Lead plaintiff Adelina Garcia and several hundred other employees from a Tyson facility in Finney, County, Kansas, filed a proposed class action in Kansas federal court in 2006. They alleged violations of the Fair Labor Standards Act and Kansas Wage Protection Act for being underpaid for the putting on and taking off of shin guards, mesh aprons, belly guards, plexiglass arm guards and knocker vests, among other things.
The jury awarded approximately $500,000 in actual damages and the trial court later awarded over $3.3 million in attorneys' fees under the FLSA.
The trial court also denied Tyson's motion for judgment as a matter of law. The company then appealed the ruling and argued the fee award was excessive. Tyson said there was not enough evidence to support the verdict because the employees did not prove unpaid time on a class-wide basis.
A three-judge panel with the 10th Circuit affirmed on Tuesday, concluding "a jury could have reasonably inferred class-wide liability based on the trial evidence."
"We reject Tyson's contentions," wrote U.S. Circuit Judge Robert E. Bacharach. "The plaintiffs presented sufficient evidence of undercompensation and the district court acted within its discretion in setting the fee award."

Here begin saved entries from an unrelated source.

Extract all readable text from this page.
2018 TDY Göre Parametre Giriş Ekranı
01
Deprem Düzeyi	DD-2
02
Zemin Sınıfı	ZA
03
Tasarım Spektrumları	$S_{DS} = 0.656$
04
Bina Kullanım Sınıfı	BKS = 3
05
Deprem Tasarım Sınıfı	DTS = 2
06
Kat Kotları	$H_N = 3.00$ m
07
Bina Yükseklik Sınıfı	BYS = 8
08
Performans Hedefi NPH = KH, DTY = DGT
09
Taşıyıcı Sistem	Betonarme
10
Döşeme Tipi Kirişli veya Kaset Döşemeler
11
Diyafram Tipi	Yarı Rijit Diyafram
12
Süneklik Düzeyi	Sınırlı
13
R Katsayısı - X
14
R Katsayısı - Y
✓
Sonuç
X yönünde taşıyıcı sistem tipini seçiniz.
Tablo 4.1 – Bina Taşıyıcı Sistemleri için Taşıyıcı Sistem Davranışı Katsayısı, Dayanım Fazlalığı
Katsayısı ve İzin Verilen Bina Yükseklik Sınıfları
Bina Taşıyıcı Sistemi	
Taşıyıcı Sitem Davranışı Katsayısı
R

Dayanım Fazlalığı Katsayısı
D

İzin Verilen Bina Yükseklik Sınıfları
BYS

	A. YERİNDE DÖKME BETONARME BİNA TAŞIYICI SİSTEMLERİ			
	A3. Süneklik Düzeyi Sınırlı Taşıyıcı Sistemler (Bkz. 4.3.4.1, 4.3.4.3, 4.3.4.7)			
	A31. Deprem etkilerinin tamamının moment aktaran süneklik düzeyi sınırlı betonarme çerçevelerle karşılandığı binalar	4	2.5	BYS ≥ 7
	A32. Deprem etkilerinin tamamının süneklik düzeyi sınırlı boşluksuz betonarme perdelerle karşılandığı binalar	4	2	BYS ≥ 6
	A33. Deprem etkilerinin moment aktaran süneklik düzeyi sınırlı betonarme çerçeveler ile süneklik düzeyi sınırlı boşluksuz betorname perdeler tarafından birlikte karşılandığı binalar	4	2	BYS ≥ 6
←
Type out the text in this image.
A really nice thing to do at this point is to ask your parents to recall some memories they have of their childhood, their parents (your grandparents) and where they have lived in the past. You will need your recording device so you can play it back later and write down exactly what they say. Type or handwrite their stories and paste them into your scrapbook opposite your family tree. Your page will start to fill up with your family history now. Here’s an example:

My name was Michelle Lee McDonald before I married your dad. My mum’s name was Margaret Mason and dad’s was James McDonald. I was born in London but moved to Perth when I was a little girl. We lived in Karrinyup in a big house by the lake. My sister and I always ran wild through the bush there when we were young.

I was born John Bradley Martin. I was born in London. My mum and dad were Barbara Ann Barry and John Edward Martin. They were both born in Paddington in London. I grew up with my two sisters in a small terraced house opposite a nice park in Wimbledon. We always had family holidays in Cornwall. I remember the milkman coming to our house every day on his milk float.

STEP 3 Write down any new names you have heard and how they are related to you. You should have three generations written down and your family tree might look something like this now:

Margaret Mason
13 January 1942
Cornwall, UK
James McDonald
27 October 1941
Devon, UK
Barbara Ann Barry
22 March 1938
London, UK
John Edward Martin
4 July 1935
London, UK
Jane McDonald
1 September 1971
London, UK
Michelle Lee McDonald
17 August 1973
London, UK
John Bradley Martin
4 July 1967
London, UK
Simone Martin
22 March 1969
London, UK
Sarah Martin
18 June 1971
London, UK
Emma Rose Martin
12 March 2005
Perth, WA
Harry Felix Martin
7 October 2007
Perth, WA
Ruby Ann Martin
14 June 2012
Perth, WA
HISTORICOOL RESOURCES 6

Tyson acknowledged its separate, K-Code category of pay was intended to compensate workers for donning and doffing activities, the 27-page opinion stated.
"Thus, the jury could have inferred recognition by Tyson that until 2010, it had underestimated the time required to get in and out of the protective clothing and equipment and to walk to and from the work stations," Bacharach wrote. "We do not know how the jury ultimately decided to find class-wide liability. But we do know that there was a reasonable basis for the jury's finding of systematic undercompensation. Thus, the evidence was sufficient for the finding of class-wide liability."
The appeals court also disagreed with Tyson's argument that the jury must have assessed liability for class members who were not underpaid because the jury awarded less than what the plaintiffs asked for.
"We disagree because: (1) the evidence supported a finding of undercompensation for every class member, and (2) Tyson's argument rests on speculation about how the jury calculated damages," the opinion stated.
The appeals court concluded the trial court did not abuse its discretion in allowing recovery of attorneys' fees for time spent on the state claims and unsuccessful federal claims.
"Though the claims had some factual and legal differences, the court could reasonably conclude that the similarities justified an award for the time spent in meals and breaks," Bacharach wrote. "The court could reasonably conclude that a relation existed between: (1) the federal claims for pre- and post-shift activities, and (2) the state claims and the federal claims for underpayment involving meals and breaks."
Tyson spokesman Gary Mickelson said the company will explore its legal options.
"We're disappointed by the ruling and disagree with it, especially since most of the award is for attorneys' fees, not for the plant workers," Mickelson said Thursday.